Best known for a famous gushing fissure in volcanic rock, Kiama has long been a weekend destination for city-dwellers. But don’t blow it all on the blowhole. Drive 10 minutes inland and you’re instantly in bucolic countryside.
Dairy farms form a patchwork quilt leading up the side of Saddleback Mountain, where keen bike riders can tackle the crazy-steep climb to get their heart rates going. (Don’t worry, you can also drive). The towns of Gerringong and Gerroa offer a quieter taste of coastal life along with topnotch eateries, while Jamberoo is an unspoilt rural gem, complete with a grand old pub and a rainforest on its doorstep.
Here are our tips for what to do (and where to eat and stay) in and around the Kiama area.
Kiama Coast Walk
Split into three sections from Minnamurra in the north (starting conveniently at the train station) to Gerringong in the south, this stunning walking track takes in approximately 20 kilometres of wild, windswept coastline. Kiama’s best beaches are on show here, and chances are you’ll catch surfers riding the formidable breaks of the Bombo, Surf and Werri beaches. Grab food from nearby Little Earth Cafe or the Art Bar Kiama before checking out the Little Blowhole, which locals rate higher than the bigger thing (it’s usually more reliable, too).
The star attraction between May and November are the pods of migrating humpback and southern right whales, visible as they hug the coast on their way from Antarctica to the tropical waters of Queensland. There’s a dedicated elevated whale-watching platform at both Minnamurra and on the Gerringong headland, but you get a great view of the whales from any point, especially along the more elevated southern sections of the walk.
It’s just a 15-20-minute drive to Budderoo National Park, past the sleepy town of Jamberoo (where on most Sunday afternoons you’ll catch a band in the beer garden of the local pub). This stunning pocket of remnant subtropical and warm temperate rainforest is a reminder of what the natural world looked like in Illawarra before land clearing, when the forest spread to the sea. Our pick of the many walks is a fern-lined loop that climbs above the canopy to the tranquil Minnamurra Falls (4.2 kilometres return). Winter is the perfect time to spot a lyrebird, or a swamp wallaby at dawn or dusk.
The call of the South Coast proved strong for former Ottolenghi head chef Emily Herbert. After four years at Ottolenghi’s Belgravia outpost in London, Herbert opened Otis Deli in central Kiama earlier this year. Fresh produce is king here. Expect Middle Eastern and Mediterranean favourites such as simit bread, shakshuka and moussaka; bountiful salads that serve as mains (there’s one with carrot, sunflower seeds, poppy, chai, feta, orange and dill); toasties and bagels; and plenty of vegan, vegetarian and gluten-free options – all served in a deli-style set-up.

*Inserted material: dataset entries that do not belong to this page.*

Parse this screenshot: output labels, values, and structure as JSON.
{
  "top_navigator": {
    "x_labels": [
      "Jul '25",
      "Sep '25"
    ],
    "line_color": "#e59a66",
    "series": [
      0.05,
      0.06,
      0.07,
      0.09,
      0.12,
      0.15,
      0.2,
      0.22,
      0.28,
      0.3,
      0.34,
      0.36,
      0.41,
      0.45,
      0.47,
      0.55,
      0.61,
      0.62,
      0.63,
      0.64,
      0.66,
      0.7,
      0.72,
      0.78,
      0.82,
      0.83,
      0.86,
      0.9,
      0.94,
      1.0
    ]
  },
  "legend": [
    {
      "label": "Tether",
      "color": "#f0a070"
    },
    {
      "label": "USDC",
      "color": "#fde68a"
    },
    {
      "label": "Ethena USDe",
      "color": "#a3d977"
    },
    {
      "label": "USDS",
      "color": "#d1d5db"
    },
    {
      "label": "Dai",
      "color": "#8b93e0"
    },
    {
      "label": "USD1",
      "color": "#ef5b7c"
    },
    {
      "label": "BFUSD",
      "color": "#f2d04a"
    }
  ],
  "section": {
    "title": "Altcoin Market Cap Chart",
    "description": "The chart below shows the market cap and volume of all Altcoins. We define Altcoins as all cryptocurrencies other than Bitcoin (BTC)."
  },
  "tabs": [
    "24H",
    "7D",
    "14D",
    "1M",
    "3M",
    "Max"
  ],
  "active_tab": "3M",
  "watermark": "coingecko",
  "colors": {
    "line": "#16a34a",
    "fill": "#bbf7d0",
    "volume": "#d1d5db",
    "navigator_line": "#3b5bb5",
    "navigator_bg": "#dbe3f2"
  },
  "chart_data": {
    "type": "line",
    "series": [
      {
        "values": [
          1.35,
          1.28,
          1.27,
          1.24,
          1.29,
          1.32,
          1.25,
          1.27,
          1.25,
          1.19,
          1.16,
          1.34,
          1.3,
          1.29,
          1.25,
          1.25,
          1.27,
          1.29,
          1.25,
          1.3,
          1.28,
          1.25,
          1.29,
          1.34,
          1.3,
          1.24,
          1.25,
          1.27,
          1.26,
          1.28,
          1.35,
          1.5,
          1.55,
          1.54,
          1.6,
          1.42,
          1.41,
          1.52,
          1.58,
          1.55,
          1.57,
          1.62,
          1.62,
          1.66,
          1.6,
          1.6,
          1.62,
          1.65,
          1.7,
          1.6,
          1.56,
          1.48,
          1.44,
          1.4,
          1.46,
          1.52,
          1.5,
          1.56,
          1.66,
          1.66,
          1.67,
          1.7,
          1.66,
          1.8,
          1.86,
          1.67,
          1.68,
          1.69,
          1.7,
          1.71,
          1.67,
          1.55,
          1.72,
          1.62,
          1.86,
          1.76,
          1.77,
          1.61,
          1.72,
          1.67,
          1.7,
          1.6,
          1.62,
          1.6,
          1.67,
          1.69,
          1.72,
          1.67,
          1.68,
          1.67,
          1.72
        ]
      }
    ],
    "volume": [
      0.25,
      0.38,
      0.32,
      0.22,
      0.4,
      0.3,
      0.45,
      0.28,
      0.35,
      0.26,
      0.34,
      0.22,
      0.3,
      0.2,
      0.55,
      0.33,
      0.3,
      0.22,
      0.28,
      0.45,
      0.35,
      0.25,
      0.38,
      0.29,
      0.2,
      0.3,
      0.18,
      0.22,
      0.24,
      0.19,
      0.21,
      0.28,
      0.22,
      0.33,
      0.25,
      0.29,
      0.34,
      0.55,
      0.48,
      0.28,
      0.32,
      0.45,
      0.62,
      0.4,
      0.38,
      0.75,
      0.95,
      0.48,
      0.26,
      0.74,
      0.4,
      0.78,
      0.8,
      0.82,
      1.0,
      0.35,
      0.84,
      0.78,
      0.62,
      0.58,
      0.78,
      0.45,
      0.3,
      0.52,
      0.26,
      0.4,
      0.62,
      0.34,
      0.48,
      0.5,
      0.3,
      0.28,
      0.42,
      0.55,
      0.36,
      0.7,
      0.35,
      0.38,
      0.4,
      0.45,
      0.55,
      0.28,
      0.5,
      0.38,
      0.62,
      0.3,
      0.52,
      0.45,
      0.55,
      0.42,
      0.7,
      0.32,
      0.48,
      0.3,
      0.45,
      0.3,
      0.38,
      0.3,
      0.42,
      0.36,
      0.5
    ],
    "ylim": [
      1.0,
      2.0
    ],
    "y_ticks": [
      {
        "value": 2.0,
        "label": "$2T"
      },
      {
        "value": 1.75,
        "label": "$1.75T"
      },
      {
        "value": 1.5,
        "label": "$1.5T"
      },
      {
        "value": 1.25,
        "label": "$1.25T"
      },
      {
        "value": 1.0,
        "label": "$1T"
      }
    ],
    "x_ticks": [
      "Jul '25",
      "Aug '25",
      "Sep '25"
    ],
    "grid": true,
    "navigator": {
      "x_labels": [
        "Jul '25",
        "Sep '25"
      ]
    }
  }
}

Blue Swimmer on the Gerroa foreshore overlooks the languid Crooked River, just 15 minutes from Kiama. Locals have long come here for its eclectic and ever-changing menu, smart service and bustling atmosphere.
For dinner try the fishermen’s stew, with shellfish, prawns, calamari, fish and chickpeas, or the kangaroo loin with a warm cauliflower and freekeh salad. It’s a top brekkie spot, and you’d be mad not to take a stroll along the lovely Seven Mile Beach after your coffee.
And if you’re looking for more, the curated Local Dining Guide is a handy compilation of options in the area.
The Sebel Harbourside
Perched over the peaceful, sheltered harbour, just a stroll from the main drag, the Sebel Harbourside offers sophisticated accommodation, from studios to two-bedroom apartments with balconies. New this year is Yves, a relaxed, French bistro with waterfront views and coastal-inspired cocktails. If the sun’s out you can dine al fresco in the courtyard next to a historical schoolhouse (along with the salmon-pink post office, it’s one of the grandest buildings in town).
The Shed, Gerroa
Polished concrete floors, 5.5-metre-high ceilings and exposed-steel beams: this spacious, home-style accommodation (designed by Alexander Michael) champions an industrial aesthetic. Situated on a secluded hilltop above Walker’s Beach, The Shed sleeps up to 10 people across a king bedroom with ensuite (including bath), queen bedroom and bunkroom. Extensive north-facing windows let in the winter sun and offer spectacular views over 100 acres of rolling farmland to the ocean. Take a bracing plunge in the outdoor pool or curl up beside the indoor fireplace.